The BBC can produce a story base on whatever sources it wants, and I assume they are happy their story stands up.
MEDIA HANDLING – The Chairman spends more time than he would like defending the club’s reputation but regards it as a very necessary part of his role as it has such a negative effect on the club. He engages with PR advisors, Mediahouse, regularly. He’s very ready to defend both the club and fans from scurrilous attacks.
On his past performances, it might be better if Mr Whyte kept his head down, and left the media coverage to the professionals!
What “scurrilous attacks” does Mr Whyte consider the Club and fans have been subject to? What has he done specifically through his PR advisors to address these?
FINANCE – The Chairman regards it as necessary to pursue a twin-track approach in the current climate with both cost cutting and income generation being the keys to financial health. He used the example of Manchester United operations base in London where they engage with major corporations to exploit commercial value. He is actively seeking to establish an office for Rangers in the city of London – he regards the club as a big one and thinks it’s time we started acting in a manner befitting one. He also believes Rangers has vast untapped potential.
The plan to reduce cost and increase income is a simple one. How it is done is the problem. How does he think Rangers will benefit from a London office? Perhaps it can rent space from Collyer Bristow – after all one of their partners is a director of Group!
What are his plans for cost cutting and income generation? In view of Rangers recent poor history as regards fans’ behaviour, or at least public perceptions thereof, how does he see big corporations as being willing to engage?
FREEZING OF CASH DUE TO LEGAL PROCEEDINGS – The Chairman conceded this makes life difficult with regard to cash-flow but it will not affect the club’s ability to, for instance, make signings in the January window.

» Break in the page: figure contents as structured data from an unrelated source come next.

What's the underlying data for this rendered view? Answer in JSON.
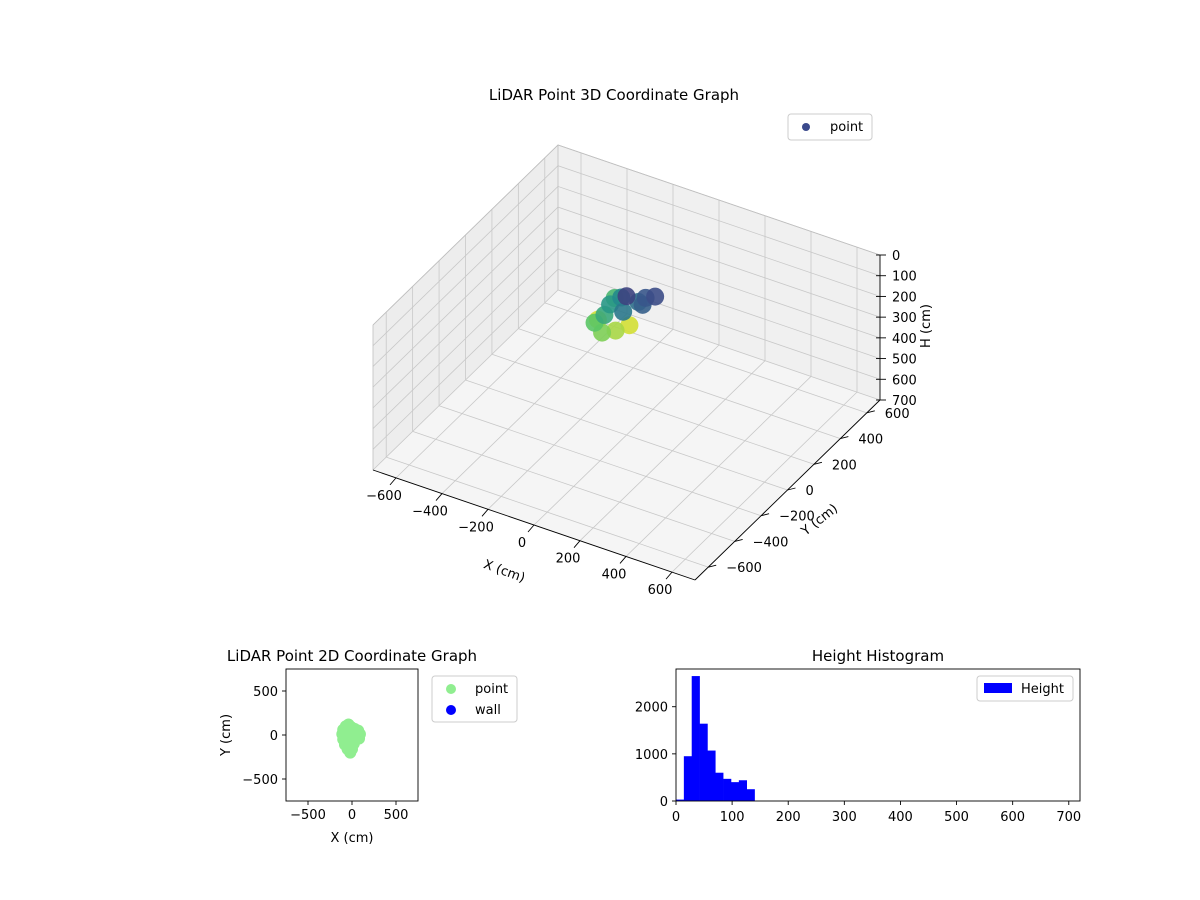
{
  "colors": {
    "point_3d_legend": "#3b4a8c",
    "point_2d": "#90ee90",
    "wall": "#0000ff",
    "histogram": "#0000ff",
    "pane": "#f2f2f2",
    "grid": "#c8c8c8"
  },
  "chart_data": [
    {
      "type": "scatter",
      "projection": "3d",
      "title": "LiDAR Point 3D Coordinate Graph",
      "xlabel": "X (cm)",
      "ylabel": "Y (cm)",
      "zlabel": "H (cm)",
      "xlim": [
        -700,
        700
      ],
      "ylim": [
        -700,
        700
      ],
      "zlim": [
        700,
        0
      ],
      "xticks": [
        "−600",
        "−400",
        "−200",
        "0",
        "200",
        "400",
        "600"
      ],
      "yticks": [
        "−600",
        "−400",
        "−200",
        "0",
        "200",
        "400",
        "600"
      ],
      "zticks": [
        "0",
        "100",
        "200",
        "300",
        "400",
        "500",
        "600",
        "700"
      ],
      "legend": [
        {
          "label": "point",
          "color": "#3b4a8c"
        }
      ],
      "legend_position": "top-right",
      "colormap": "viridis",
      "grid": true,
      "series": [
        {
          "name": "point",
          "points": [
            {
              "x": 0,
              "y": 0,
              "h": 30
            },
            {
              "x": 60,
              "y": 40,
              "h": 40
            },
            {
              "x": 90,
              "y": 60,
              "h": 35
            },
            {
              "x": -40,
              "y": 30,
              "h": 70
            },
            {
              "x": -60,
              "y": -20,
              "h": 80
            },
            {
              "x": -50,
              "y": -80,
              "h": 90
            },
            {
              "x": 20,
              "y": -60,
              "h": 60
            },
            {
              "x": 40,
              "y": 20,
              "h": 55
            },
            {
              "x": -80,
              "y": 50,
              "h": 100
            },
            {
              "x": -70,
              "y": -120,
              "h": 110
            },
            {
              "x": -20,
              "y": -150,
              "h": 120
            },
            {
              "x": 10,
              "y": -100,
              "h": 130
            },
            {
              "x": -90,
              "y": -60,
              "h": 140
            },
            {
              "x": 30,
              "y": -30,
              "h": 140
            },
            {
              "x": 70,
              "y": 0,
              "h": 45
            }
          ]
        }
      ]
    },
    {
      "type": "scatter",
      "title": "LiDAR Point 2D Coordinate Graph",
      "xlabel": "X (cm)",
      "ylabel": "Y (cm)",
      "xlim": [
        -750,
        750
      ],
      "ylim": [
        -750,
        750
      ],
      "xticks": [
        "−500",
        "0",
        "500"
      ],
      "yticks": [
        "500",
        "0",
        "−500"
      ],
      "legend": [
        {
          "label": "point",
          "color": "#90ee90"
        },
        {
          "label": "wall",
          "color": "#0000ff"
        }
      ],
      "legend_position": "outside-right",
      "series": [
        {
          "name": "point",
          "points": [
            {
              "x": -70,
              "y": 100
            },
            {
              "x": -40,
              "y": 120
            },
            {
              "x": -10,
              "y": 90
            },
            {
              "x": 30,
              "y": 70
            },
            {
              "x": 70,
              "y": 50
            },
            {
              "x": 90,
              "y": 10
            },
            {
              "x": 80,
              "y": -40
            },
            {
              "x": 40,
              "y": -60
            },
            {
              "x": 20,
              "y": -100
            },
            {
              "x": 0,
              "y": -160
            },
            {
              "x": -20,
              "y": -200
            },
            {
              "x": -50,
              "y": -160
            },
            {
              "x": -80,
              "y": -110
            },
            {
              "x": -100,
              "y": -50
            },
            {
              "x": -110,
              "y": 10
            },
            {
              "x": -100,
              "y": 60
            },
            {
              "x": -40,
              "y": 20
            },
            {
              "x": -30,
              "y": -80
            },
            {
              "x": 10,
              "y": 20
            },
            {
              "x": -60,
              "y": -40
            }
          ]
        },
        {
          "name": "wall",
          "points": []
        }
      ]
    },
    {
      "type": "bar",
      "subtype": "histogram",
      "title": "Height Histogram",
      "xlim": [
        0,
        720
      ],
      "ylim": [
        0,
        2800
      ],
      "xticks": [
        "0",
        "100",
        "200",
        "300",
        "400",
        "500",
        "600",
        "700"
      ],
      "yticks": [
        "0",
        "1000",
        "2000"
      ],
      "legend": [
        {
          "label": "Height",
          "color": "#0000ff"
        }
      ],
      "legend_position": "top-right",
      "bin_width": 14,
      "bins": [
        {
          "start": 0,
          "count": 30
        },
        {
          "start": 14,
          "count": 950
        },
        {
          "start": 28,
          "count": 2650
        },
        {
          "start": 42,
          "count": 1640
        },
        {
          "start": 56,
          "count": 1070
        },
        {
          "start": 70,
          "count": 600
        },
        {
          "start": 84,
          "count": 470
        },
        {
          "start": 98,
          "count": 400
        },
        {
          "start": 112,
          "count": 440
        },
        {
          "start": 126,
          "count": 250
        }
      ]
    }
  ]
}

This suggests that (a) the Club has a lot of money in the bank; (b) Group is ready to put in substantial sums of working capital, as pledged in the Circular; (c) players will be sold in January or (d) the plans for signing are very modest.
What are Rangers’ transfer plans for January?
That seems to be an implied admission that they will lose! However, the mention of appeals makes it clear that the hearing in November will not be an end of the matter and that an appeal to the Upper Tribunal, with all the consequent delay, is certain.
Why did Mr Whyte not repeat his previous opinion that the Club would succeed at the appeal?
LEARNING FROM OTHER CLUBS – The Chairman hopes to visit Hamburg and see for himself how a large fan-owned club like HSV operates. He also believes that the membership system of Portuguese clubs could be worth exploring and which parts of them might be applicable to Scotland.
Is the suggestion of a “fan owned” club Mr Whyte’s ultimate aim – namely to keep the Club afloat and then have an enormous share issue to get him his investment back, and turn him his profit?
There are lots of questions arising from the Minutes. There are few specific hostages to fortune, but the acknowledgement that administration is a possibility, and indeed the fact that “he does not consider that insolvency is inevitable” suggests that insolvency is more likely than not, might be held against him in the ongoing court proceedings.
Might this public acknowledgement, whilst perhaps being good PR in preparing the supporters for the problems ahead, in fact backfire by prompting other creditors to take action?
We await this evening’s further developments with interest.